From its beginning the National Museum of Contemporary Art set, inter alia, a double goal. This was, on the one hand, to bring the Greek audience into contact with the international contemporary art. And, on the other hand, to present significant experimental and critical forms, which would allow us to showcase the international potential of the artistic production in Greece, connecting it with the dominant today discourse, for a multifaceted, open and decentred international art by creators from diverse geographical regions of the world. We continue to serve this initial goal with a broad programme of solo and group exhibitions that promote equal collaborations between artists and a creative dialogue between the local and international artistic scene.
Within the framework of this policy, we are organizing a solo exhibition of Kostis Velonis, one of the most significant Greek artists of the younger generation. With humanities and cultural studies in London and fine arts studies in Paris, Velonis is one of the artists who, coming from peripheral countries, remain in their native place, creating within the framework of international pursuits and attracting the interest and the recognition of an audience that transcends local borders.

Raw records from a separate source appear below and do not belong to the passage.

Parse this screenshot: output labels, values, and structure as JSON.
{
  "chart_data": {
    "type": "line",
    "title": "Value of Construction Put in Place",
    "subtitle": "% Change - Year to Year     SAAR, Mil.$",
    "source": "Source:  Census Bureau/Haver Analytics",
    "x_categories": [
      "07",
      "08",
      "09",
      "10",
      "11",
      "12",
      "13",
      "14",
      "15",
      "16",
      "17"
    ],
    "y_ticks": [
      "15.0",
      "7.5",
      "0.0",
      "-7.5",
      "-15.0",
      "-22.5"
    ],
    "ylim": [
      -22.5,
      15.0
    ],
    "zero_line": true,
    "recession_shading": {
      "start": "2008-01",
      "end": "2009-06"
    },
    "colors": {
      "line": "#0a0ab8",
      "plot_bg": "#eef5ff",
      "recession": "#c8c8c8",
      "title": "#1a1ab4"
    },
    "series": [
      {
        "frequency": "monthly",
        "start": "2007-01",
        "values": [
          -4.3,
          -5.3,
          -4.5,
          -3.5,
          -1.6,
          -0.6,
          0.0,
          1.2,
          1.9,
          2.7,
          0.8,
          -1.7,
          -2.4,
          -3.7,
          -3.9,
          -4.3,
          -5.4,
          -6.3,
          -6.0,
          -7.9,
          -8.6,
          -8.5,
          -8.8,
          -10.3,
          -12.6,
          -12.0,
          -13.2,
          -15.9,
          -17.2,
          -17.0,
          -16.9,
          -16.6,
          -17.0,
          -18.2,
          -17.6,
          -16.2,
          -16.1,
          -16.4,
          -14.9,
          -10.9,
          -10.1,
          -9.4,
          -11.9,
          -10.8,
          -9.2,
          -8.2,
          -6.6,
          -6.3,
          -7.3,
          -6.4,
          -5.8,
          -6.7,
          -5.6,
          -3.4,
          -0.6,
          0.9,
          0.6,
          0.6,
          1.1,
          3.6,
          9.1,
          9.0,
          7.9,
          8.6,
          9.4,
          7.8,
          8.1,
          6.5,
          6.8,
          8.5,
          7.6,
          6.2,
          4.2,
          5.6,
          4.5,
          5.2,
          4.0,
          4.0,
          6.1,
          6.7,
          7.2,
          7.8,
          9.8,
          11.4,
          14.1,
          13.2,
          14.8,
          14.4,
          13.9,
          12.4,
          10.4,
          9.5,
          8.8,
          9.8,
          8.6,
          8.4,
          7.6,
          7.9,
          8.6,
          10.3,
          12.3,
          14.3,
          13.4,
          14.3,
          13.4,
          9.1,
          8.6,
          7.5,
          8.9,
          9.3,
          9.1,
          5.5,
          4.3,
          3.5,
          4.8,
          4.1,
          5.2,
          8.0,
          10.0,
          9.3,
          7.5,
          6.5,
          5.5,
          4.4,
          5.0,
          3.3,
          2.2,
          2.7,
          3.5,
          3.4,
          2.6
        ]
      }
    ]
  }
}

Velonis’ sculpture, in the broad sense, and particularly the series shown in the present exhibition, is usually described as political. But, more than a return to political art, we discern the question about how art today can be political. The artist’s visit to and appropriation of heroic periods of the modern movement, such as the Russian one of the early 20th century, where the artistic and political avant-garde meet and intersect, do not promise a safe reunion. Through the rich intertextuality of his works, and especially through the aesthetic and conceptual transformations of the historical material in the translation process, we observe a hovering between nostalgia and transcendence of the collective vision. The rift between the collective and the individual that is revealed by the works in the exhibition may be a melancholic and at the same time open answer to the initial question, in an era of scepticism and lack of certainties, in the realm both of politics and aesthetics.